My son did after school classes for two years just to learn to be like everybody else, as much as he can. He isn’t the problem - other people are his problem. He doesn’t - and never has, bar one incident* - been a disruption in class.
I don’t understand your point, really. Cancer rates are rising alarmingly too, seems to me. Is that because some doctor decided to make money on cancer patients?
Cheers,
G
*He was scared, and bit an older child when he was in Kindergarten. The older child (5th grade) was the “bus monitor” and supposed to help the little kids get off the bus and into their classrooms. My son got fascinated with something, like AS kids do, and dropped the plot as to where he was supposed to go. The older kid grabbed him by the arm and started dragging him off to where he was supposed to be. He was monofocussed, apparently, and was startled and then scared, so he bit her. He’s got a better understanding now and wouldn’t do it again, but there was nine days wonder over that at school.
He **isn’t **…
Sorry,
G
Heh. Until 3 years ago, the solution was misdiagnose Aspies and put them on medication for ADD, depression, hysterical pregnancy or whatever other dangfool wrong diagnosis they had.
Seriously, Aspies exist. I can look in a mirror and tell you that, and whatever anyone tells you, being Aspy SUCKS. Growing up unable to keep or make friends is NOT a life, and rote memorization of topics is NOT the way to advance in them as careers; creative synthesis in a field is.
Whether or not the legions of kids being diagnosed as Aspies are… that’s something I’m less sure of. Whatever the case is, they should be excused no poor behavior; the grown-up world won’t let you beat your wife because you can’

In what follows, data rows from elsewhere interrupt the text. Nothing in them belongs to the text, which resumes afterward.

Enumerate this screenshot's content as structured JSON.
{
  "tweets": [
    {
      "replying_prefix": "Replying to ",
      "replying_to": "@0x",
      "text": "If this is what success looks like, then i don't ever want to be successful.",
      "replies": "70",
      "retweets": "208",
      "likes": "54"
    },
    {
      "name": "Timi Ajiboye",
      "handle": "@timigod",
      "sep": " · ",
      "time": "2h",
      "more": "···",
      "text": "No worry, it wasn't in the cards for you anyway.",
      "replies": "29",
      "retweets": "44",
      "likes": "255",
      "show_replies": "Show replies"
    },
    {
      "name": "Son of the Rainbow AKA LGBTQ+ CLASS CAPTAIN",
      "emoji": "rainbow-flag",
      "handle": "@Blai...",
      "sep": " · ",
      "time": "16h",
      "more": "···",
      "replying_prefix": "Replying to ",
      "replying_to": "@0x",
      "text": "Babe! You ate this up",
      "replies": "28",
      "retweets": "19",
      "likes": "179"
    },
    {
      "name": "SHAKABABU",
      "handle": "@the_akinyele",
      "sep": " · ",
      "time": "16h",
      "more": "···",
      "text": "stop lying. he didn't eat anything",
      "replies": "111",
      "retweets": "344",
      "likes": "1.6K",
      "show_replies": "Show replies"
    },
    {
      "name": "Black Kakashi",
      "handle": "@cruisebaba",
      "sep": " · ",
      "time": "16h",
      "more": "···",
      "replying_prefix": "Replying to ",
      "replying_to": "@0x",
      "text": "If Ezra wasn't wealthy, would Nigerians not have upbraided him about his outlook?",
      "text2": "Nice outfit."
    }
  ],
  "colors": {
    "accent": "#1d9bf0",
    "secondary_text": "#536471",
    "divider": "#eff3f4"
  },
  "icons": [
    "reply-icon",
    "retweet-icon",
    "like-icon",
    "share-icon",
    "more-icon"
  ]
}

Well, they’d have to get it thru the FDA first, so I don’t think it’s all that puzzling.
't communicate with her, and you might as well let school model real life.
[post messed up by hitting TAB then ENTER on accident.]
Y’know, it’s not like they are in on an evil plot to medicate humanity for the hell of it…
But yes, it does help to have an actual diagnosis when you have an identifiable disorder; it helps you do something about it, other than just tell the kid “why can’t you just act normal like all the other children?”
And yes, too, increased visibility of the diagnosis causes an increase in self-diagnoses and excuses. But the good of being able to better identify the real problem outweighs this.